第45章

好熟悉的設定啊!

周錦淵沒想到這裡還有一個媲美容瘦雲的人才,呆了一呆,轉念想,開業在即,不招季緩,也不一定有合適的了,他一揮手:「沒事,也不差這一個了!」

掃把星都早就坐鎮診所。

「謝謝,謝謝。」季緩求職成功,就是心底有點疑惑,什么叫不差這一個了?

莫教授牽線成功,笑容可掬,欣賞地看了兩個後輩幾眼,這才轉而看向金綽仙,「金先生,我看你氣色潤澤,想來身體情況不錯,介意我再診診脈嗎?」

金綽仙走到近前來,露出手腕,「有勞莫教授了。」

周錦淵也將自己這段時間的醫案拿了出來,內有所有他給金綽仙用過的方子,也有這段時間金綽仙做的西醫檢查。

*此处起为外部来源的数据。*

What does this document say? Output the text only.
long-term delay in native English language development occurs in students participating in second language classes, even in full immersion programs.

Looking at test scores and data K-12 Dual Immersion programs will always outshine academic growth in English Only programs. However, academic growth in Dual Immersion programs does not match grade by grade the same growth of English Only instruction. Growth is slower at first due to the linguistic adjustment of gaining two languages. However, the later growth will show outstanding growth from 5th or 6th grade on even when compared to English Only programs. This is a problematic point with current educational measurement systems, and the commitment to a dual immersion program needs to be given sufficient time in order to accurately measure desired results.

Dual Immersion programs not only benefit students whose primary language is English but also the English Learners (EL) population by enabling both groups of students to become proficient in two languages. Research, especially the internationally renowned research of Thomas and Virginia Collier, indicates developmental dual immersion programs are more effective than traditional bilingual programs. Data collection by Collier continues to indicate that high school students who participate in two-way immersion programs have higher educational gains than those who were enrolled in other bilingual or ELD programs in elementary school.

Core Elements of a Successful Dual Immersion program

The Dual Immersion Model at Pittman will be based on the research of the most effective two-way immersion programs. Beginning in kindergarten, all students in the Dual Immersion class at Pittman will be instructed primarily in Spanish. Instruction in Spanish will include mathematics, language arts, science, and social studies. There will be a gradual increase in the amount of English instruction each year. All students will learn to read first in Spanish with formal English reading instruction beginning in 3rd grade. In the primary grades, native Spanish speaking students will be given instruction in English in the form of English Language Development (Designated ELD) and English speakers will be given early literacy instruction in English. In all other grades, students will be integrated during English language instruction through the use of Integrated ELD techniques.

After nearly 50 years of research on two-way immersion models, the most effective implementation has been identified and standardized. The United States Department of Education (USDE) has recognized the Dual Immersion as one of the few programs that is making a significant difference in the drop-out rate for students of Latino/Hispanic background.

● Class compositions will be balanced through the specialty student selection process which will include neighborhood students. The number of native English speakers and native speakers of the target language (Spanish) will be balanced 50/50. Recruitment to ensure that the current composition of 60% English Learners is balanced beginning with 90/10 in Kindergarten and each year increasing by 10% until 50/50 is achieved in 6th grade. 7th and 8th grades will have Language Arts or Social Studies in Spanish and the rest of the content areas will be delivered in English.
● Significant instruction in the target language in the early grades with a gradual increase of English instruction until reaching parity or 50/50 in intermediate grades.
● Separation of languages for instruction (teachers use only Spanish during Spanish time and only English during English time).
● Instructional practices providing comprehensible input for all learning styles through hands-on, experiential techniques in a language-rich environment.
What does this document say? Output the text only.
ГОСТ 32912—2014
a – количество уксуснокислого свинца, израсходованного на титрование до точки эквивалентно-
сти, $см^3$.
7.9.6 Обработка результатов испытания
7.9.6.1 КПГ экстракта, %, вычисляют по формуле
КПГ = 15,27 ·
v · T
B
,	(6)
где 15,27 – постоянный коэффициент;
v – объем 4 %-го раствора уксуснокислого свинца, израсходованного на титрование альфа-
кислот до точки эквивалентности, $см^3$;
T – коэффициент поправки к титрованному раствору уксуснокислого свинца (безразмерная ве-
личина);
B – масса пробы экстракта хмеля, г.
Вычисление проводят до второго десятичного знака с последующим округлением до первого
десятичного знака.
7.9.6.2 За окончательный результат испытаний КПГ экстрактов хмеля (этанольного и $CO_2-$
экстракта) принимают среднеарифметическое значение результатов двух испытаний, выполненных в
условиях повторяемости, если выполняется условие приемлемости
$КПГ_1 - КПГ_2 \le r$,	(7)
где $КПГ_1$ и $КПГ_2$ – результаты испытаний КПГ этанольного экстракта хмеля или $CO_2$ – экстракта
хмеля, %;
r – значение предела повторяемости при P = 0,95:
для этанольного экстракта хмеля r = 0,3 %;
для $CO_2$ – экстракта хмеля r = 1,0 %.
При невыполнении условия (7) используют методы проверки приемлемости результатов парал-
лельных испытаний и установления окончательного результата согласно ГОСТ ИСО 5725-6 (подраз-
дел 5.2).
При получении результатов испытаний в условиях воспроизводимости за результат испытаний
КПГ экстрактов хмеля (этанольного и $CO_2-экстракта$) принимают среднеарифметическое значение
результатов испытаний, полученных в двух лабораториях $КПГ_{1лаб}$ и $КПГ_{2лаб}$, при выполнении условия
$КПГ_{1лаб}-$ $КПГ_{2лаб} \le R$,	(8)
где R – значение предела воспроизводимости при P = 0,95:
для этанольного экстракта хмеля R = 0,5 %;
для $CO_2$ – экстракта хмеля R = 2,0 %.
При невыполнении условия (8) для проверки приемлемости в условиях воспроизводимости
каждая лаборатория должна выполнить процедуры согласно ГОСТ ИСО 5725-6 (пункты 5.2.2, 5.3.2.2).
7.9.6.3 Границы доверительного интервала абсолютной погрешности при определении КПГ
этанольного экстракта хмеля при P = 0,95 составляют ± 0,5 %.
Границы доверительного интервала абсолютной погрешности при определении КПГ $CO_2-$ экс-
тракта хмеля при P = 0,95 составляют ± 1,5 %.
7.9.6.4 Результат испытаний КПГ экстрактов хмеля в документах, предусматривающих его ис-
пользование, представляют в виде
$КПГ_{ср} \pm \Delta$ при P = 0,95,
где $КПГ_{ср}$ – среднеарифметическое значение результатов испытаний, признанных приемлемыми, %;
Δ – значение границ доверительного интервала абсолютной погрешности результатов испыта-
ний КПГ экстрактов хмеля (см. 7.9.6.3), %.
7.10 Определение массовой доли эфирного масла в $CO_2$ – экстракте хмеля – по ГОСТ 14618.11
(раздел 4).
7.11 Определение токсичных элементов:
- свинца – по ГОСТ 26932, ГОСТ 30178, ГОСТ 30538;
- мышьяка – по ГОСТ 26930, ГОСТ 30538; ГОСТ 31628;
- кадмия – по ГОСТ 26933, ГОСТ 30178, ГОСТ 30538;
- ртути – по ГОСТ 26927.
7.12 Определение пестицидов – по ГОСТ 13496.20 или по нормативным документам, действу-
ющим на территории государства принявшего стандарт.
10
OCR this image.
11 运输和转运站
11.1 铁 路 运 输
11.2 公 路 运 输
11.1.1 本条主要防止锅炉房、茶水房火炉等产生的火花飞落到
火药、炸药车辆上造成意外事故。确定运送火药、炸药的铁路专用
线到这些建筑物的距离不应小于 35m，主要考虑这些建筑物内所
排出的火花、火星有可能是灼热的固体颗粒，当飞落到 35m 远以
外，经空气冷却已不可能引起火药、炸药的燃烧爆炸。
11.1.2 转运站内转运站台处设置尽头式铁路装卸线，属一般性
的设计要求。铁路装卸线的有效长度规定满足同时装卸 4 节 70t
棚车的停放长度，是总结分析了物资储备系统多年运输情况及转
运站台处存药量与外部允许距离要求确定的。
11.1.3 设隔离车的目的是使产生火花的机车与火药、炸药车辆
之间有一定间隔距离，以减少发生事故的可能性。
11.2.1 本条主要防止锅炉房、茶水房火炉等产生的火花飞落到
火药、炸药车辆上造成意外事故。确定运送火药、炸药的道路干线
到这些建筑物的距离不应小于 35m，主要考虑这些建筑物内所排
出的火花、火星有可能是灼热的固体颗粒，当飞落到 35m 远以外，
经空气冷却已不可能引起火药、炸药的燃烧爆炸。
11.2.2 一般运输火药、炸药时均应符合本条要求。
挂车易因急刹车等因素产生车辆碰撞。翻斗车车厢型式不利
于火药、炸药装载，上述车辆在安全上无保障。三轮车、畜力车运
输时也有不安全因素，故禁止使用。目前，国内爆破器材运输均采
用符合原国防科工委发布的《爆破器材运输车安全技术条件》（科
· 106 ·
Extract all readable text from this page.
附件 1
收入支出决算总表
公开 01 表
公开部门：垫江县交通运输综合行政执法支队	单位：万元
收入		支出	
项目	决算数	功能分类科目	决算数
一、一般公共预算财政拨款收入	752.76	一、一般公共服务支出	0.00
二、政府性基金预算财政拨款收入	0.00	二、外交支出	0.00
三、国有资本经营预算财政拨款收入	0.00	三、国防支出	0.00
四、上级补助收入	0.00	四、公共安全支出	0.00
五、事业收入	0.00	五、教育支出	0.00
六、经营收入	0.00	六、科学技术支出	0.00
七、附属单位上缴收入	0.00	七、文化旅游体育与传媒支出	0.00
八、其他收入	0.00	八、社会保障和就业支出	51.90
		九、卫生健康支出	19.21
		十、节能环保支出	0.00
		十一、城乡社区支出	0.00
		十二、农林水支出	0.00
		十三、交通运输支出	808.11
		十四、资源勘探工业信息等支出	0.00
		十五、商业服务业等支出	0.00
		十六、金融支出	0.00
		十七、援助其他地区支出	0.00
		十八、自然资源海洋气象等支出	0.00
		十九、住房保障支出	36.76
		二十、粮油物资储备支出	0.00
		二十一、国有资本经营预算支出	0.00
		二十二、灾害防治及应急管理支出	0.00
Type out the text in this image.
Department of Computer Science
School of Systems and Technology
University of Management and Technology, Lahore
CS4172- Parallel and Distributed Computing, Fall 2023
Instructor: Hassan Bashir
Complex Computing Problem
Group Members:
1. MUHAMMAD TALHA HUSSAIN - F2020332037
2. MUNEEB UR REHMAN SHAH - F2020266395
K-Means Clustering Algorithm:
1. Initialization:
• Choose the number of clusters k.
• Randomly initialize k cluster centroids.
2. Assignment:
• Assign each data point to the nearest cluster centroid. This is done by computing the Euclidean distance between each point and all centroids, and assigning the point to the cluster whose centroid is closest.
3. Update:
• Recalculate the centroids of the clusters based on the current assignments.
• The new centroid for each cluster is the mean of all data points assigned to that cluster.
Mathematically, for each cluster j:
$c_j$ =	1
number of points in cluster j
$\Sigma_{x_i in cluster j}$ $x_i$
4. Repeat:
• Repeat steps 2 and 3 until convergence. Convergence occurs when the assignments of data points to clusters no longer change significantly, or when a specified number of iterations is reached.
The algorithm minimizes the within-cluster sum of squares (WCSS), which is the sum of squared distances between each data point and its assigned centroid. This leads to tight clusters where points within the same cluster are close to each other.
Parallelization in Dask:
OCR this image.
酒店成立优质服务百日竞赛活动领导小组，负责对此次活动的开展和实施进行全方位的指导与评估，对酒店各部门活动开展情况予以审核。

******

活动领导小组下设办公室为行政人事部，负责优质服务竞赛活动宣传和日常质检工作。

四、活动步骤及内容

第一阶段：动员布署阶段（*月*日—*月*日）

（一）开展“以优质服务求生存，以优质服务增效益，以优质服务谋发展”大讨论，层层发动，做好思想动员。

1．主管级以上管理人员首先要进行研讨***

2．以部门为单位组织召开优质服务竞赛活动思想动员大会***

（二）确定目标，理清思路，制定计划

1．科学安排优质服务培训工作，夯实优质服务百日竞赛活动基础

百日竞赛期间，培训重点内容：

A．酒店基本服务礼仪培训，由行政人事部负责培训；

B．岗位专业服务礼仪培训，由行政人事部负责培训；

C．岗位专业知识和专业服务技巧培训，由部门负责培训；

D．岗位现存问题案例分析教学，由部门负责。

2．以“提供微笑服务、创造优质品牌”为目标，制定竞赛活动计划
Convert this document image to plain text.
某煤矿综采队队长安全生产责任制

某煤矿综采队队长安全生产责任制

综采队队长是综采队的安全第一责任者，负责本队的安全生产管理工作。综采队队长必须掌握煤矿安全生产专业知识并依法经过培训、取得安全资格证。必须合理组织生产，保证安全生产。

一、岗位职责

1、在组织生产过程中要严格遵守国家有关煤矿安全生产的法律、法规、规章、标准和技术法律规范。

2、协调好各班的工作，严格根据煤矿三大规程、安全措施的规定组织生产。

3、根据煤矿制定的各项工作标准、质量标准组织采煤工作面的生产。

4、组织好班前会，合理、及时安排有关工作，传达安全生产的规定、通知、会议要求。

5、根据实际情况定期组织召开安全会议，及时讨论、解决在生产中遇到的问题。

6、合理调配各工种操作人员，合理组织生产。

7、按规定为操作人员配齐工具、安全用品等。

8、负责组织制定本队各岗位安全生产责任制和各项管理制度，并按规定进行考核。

莫教授看了幾眼醫案,才手搭金綽仙寸口脈,入定一般細細品起來。

距離金綽仙被其他大夫暗示,生命可能不超過半年已經過去數月了。

按理說,他已是將死之人,但現在莫教授看他,不但面色潤澤,行動無礙(聽說生活也能自理),觀其脈象,更是令莫教授臉上不禁浮現出微笑!

他又叫金綽仙張嘴,看了看金綽仙的舌。

「上次我為金先生診脈時,正氣已若有似無,有衰絕之象,今天再看,卻大不相同,舌質改變,腫瘤不見增擴,且正氣竟有振作之象啊!」

他細細一品味那藥方,「脾屬土,肝屬木,疏肝健脾,土壅木自榮!季緩也來看看,小周不愧是道醫,處方深含陰陽五行之學。而且這方中不少大毒之藥,大劑使用,病人卻無絲毫中毒之象,看來你還有位高明的藥師配合吧?」

周錦淵一笑,點了點頭。

季緩這才知道那個病人患的竟是癌症,單看外表,他根本看不出!

再一看病案,季緩咦了一聲,「還用了針灸之法?」

針灸鎮痛是多,但用再對抗肝癌,臨床其實不是特別廣泛,研究各種研究較少,使用的醫者也多是靠自己的想法取穴,差異極大。

再看周錦淵病案,隔幾日就會給患者針灸,尤其是灸法,顯然是針藥並重。

「不錯,我用針刺與灸法,一同調節患者的正氣,加上大劑用帶毒之藥,三法並行,扶正祛邪,請莫教授指教,看我是否有疏漏之處了。」周錦淵說道。

「我早說了,只是叫你來交流,不談什么指教。你這三法並行用得好啊,確實比我適合接診金先生。只是有一點,必要注意了,小心金先生的腎!」

金綽仙那仙氣飄飄的白睫毛頓時快速閃動了幾下,「⋯⋯?」

他甚至有一點點驚慌,但還是維繫著優雅的微笑,「周醫生,這和,腎有什么關係?」

難道苟住的代價就是腎虛嗎?

「啊哈哈,沒事,謝謝莫教授提醒啦。你也別擔心,因為肝腎同源,我又一直在給你用疏肝的藥,有可能會傷腎。」

周錦淵用十分輕鬆的口吻道,「不過我們下一階段就會補腎的!有我在,你的腎肯定不會虛!」

「⋯⋯」金綽仙堅強地點了點頭,「好的。」

⋯⋯

⋯⋯

同事已招好,小青龍診所內部也安置得差不多了,快開業時,周錦淵和容瘦雲一起去門面做最後檢查,順便把定做好的招牌掛上去。

周錦淵白天要上班,所以是晚上去的。大部分活兒是容瘦雲在忙,周錦淵也就來了兩回,還是第一次晚上來。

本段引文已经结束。